Adorno - Culture Industries
Theordor Adorno argued that capitalism fed people with the products of a
'culture industry' - the opposite of 'true' art in order to keep them passively
satisfied. He suggested that culture industries
(such as the music industry) produce a large mass of unsophisticated, sentimental products which
have replaced the more 'difficult' and critical art forms which might
lead people to actually question social life and society.
False needs
are cultivated in people by the culture industries. These are needs
which can be both created and satisfied by the capitalist system, and
which replace people's 'true' needs - freedom, full expression of human
potential and creativity, genuine creative happiness.

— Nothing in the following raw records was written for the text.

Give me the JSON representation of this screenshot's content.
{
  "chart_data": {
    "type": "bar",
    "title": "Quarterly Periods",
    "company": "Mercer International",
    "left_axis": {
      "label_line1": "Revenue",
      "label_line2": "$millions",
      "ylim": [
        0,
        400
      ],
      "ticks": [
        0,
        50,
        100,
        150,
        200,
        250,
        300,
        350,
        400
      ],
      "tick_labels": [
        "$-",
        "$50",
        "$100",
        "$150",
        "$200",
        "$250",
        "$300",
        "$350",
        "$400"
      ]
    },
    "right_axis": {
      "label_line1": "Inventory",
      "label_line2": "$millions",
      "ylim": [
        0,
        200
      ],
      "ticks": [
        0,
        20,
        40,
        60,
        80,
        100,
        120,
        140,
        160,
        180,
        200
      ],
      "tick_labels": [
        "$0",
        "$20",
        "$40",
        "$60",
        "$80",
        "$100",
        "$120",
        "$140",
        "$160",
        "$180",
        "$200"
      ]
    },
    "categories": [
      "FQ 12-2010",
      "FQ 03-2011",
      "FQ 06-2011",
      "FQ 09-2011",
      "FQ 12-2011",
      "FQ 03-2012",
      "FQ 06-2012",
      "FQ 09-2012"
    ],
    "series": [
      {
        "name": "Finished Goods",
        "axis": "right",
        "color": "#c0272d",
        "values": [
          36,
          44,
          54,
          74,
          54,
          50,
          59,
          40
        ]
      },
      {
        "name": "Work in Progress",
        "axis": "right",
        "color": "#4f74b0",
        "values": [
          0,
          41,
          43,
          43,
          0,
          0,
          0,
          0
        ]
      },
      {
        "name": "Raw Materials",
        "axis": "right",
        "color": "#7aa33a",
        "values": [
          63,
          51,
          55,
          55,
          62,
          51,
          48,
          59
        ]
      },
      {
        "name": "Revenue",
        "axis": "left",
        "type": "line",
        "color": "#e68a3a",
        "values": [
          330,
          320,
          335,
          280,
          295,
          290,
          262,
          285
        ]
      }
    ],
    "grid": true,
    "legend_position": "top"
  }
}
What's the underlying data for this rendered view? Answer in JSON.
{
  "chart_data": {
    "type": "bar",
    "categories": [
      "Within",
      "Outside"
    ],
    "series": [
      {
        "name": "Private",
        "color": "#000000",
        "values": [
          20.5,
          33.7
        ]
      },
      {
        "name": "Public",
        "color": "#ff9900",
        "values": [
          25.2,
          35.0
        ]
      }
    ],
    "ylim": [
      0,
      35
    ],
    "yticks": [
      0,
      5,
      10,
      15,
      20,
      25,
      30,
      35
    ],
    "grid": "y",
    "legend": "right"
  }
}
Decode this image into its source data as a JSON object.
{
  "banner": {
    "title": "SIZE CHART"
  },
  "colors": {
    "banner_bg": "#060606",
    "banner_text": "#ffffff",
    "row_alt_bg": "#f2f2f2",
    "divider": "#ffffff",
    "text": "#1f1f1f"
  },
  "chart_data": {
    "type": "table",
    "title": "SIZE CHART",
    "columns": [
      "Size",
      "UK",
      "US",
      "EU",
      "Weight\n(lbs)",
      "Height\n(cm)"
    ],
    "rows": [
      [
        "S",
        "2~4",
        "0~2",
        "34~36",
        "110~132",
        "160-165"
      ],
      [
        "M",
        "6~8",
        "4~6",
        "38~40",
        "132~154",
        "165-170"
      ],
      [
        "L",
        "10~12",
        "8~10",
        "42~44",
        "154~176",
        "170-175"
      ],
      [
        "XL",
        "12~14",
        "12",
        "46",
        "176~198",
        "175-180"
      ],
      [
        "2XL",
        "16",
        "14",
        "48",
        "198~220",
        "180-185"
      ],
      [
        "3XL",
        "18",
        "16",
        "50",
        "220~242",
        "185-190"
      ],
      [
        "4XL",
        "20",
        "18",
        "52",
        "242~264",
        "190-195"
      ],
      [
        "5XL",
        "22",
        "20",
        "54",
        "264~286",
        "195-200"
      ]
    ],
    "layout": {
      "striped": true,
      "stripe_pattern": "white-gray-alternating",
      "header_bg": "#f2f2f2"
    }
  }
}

These features are particularly true in the popular music industry. All popular music products are commodities to be sold to an audience who believe that they are consuming 'true' emotion.
Products
of the culture industry may be emotional or seemingly moving, but
Adorno sees this as cathartic. For example, we might seek some comfort in a sad film
or song and cry, and then feel restored and refreshed again afterwards.
Hebdige - Subcultures
Dick Hebdige views Adorno's ideas as overly pessimistic and dismissive of mass audiences as passive and easily manipulated, when they are actually capable of seeing through the illusion of the culture industry.
Hebdige
argues that consumption is an active process in which differences in
audiences' social and ideological construction lead to different
readings of the same cultural products. As
such, the audience are free to resist the power of large companies by
ignoring, undermining or finding alternative products to consume. Often this takes the form of the audience constructing themselves as distinct and individual from mainstream culture - as subcultures.
Major
companies will inevitably attempt to overtake this resistance by
attempting to provide products which these audiences or subcultures will consume. These audiences must then decide whether to accept these products or whether to resist further.